Pineapple is also a great source of antioxidants like vitamin C and beta-carotene, as well as the vitamins and minerals copper, zinc, and folate, that impact both male and female fertility.
Whole milk & dairy products
Full-fat products including whole milk, ice cream, cream cheese, and other cheeses are a great choice for fertility and pregnancy.
Data suggests high-fat dairy is also a good source of fat-soluble vitamins, including vitamin A, vitamins B2, B12, protein, potassium, zinc, choline, magnesium and selenium.
Evidence from several studies found that women who consumed one or more servings of whole-milk products a day were less likely to experience infertility caused by a failure to ovulate than those who ate primarily low-fat dairy products.
Broccoli has the highest calcium concentration of any vegetable, which is significant if you’re trying to conceive because calcium helps maintain the alkalinity of the reproductive tract and helps sperm move along.
Broccoli is also high in folate, Vitamin C, and other vitamins and minerals that can help you maintain good reproductive health.

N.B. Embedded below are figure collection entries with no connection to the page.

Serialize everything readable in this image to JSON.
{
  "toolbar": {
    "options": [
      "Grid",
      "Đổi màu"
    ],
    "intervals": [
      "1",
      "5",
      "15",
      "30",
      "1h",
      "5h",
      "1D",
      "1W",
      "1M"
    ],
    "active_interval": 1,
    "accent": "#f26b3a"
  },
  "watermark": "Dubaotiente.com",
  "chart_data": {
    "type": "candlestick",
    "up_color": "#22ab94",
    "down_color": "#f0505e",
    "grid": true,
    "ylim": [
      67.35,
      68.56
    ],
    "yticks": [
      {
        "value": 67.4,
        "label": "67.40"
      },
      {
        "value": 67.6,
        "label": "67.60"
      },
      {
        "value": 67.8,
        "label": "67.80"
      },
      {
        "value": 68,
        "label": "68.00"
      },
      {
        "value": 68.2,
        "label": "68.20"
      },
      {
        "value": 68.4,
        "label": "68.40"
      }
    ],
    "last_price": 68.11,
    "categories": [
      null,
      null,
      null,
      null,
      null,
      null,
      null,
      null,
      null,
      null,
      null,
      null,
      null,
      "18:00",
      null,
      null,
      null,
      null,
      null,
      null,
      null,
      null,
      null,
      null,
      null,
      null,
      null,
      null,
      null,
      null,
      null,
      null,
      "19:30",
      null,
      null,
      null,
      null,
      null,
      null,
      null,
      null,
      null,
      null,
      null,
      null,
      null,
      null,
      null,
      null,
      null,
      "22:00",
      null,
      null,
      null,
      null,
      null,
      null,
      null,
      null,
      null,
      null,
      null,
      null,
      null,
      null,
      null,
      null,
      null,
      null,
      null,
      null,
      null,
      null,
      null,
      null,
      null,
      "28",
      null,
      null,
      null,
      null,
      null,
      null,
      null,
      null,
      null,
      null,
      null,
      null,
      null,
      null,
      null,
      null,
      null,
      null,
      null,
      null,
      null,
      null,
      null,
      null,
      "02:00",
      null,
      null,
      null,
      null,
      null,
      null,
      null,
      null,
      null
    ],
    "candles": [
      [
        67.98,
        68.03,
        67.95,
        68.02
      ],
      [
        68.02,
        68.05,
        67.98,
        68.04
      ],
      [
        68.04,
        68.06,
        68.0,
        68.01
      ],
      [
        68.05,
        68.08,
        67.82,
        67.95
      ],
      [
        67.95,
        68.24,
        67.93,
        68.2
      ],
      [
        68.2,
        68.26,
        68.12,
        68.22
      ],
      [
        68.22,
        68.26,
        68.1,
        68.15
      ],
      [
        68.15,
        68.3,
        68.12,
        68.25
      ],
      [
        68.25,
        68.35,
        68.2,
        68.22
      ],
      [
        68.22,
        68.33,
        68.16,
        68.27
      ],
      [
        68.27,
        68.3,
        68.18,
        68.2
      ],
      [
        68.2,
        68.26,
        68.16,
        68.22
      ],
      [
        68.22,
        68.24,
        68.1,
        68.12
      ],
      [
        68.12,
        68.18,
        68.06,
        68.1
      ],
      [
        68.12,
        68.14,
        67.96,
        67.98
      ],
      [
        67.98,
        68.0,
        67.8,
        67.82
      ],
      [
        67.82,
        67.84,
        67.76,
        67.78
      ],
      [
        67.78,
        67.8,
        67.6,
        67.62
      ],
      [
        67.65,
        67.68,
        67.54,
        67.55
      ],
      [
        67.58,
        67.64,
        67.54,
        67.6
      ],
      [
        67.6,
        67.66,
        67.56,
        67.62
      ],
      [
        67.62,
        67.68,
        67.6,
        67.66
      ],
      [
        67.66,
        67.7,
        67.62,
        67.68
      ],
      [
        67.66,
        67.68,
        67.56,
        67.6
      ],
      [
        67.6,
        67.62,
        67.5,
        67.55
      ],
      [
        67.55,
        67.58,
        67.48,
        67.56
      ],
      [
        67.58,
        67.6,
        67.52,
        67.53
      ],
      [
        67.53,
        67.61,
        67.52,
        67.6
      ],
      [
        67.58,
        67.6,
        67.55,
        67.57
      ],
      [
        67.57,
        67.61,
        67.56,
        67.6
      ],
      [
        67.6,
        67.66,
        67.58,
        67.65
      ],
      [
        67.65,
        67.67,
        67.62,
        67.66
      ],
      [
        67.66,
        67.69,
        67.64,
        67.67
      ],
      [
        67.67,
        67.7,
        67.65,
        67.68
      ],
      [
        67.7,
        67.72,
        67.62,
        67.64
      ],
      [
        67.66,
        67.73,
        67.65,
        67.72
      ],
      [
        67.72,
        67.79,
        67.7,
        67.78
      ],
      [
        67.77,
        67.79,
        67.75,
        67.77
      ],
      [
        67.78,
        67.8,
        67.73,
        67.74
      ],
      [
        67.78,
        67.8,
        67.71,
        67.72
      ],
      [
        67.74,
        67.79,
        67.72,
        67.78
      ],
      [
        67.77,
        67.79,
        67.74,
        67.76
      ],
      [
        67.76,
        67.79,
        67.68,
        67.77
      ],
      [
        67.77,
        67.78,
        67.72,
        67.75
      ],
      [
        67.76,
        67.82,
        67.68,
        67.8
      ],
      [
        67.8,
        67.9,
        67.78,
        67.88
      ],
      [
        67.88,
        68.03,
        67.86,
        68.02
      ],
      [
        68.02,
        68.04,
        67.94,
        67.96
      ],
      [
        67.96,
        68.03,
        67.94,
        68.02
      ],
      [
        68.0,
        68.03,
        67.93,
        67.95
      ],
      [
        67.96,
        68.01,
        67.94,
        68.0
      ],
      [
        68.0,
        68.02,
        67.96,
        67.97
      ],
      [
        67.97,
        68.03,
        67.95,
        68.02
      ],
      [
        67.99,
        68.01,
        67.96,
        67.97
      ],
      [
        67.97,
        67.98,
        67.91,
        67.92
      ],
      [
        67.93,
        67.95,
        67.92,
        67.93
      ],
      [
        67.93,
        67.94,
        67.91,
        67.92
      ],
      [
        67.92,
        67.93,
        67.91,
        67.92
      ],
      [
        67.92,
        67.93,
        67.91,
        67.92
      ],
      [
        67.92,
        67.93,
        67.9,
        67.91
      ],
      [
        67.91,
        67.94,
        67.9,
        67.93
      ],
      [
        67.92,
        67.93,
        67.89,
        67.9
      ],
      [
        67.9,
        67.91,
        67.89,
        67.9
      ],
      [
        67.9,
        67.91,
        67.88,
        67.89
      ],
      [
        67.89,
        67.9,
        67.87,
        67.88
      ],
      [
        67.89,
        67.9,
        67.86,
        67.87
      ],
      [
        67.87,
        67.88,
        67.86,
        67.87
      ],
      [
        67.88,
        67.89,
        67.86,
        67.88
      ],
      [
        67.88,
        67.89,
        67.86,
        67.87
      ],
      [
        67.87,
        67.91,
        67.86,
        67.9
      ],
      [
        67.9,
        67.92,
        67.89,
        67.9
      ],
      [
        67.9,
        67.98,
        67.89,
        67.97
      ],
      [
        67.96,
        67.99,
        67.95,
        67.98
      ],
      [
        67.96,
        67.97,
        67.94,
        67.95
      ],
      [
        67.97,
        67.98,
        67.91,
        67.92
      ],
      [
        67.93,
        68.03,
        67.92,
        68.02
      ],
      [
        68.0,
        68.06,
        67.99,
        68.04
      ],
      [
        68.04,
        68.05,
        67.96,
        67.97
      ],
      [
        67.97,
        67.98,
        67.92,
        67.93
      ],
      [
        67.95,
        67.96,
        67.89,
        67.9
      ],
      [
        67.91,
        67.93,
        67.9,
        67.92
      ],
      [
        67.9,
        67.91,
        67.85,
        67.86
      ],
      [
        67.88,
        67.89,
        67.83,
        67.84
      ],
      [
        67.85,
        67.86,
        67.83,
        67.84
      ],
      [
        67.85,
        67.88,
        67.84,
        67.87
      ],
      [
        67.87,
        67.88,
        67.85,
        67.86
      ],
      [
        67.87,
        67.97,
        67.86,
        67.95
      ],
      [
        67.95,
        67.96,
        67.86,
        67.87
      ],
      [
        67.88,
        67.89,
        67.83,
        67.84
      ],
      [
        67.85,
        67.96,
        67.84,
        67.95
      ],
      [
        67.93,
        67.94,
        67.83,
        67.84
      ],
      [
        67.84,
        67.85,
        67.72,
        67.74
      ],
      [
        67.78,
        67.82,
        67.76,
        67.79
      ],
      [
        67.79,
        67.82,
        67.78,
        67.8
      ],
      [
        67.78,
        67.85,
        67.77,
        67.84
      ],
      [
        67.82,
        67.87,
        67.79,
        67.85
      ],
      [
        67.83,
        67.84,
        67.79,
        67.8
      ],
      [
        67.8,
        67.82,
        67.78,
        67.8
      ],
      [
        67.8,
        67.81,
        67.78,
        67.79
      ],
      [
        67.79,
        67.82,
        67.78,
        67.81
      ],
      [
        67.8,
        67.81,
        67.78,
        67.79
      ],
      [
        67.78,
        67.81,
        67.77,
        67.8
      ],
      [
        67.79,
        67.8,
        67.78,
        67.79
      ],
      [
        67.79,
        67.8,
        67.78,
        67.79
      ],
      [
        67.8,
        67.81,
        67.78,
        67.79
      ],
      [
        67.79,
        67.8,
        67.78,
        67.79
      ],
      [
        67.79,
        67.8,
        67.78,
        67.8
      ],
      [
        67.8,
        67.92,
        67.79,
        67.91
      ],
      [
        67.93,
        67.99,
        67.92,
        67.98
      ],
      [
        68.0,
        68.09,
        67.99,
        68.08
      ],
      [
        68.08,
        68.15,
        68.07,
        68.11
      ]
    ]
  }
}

Ideally, women who are trying to get pregnant should begin making some adjustments to their diet well in advance of conception by consuming a nutritious, balanced pre-conception diet. They are good not only for bone health but also — potentially — for your reproductive health.
In addition, remember, that pregnancy demands a lot of care. To keep the mother and the baby healthy, take periodic pregnancy checkups which will help in the identification of a disease or deficiency if any.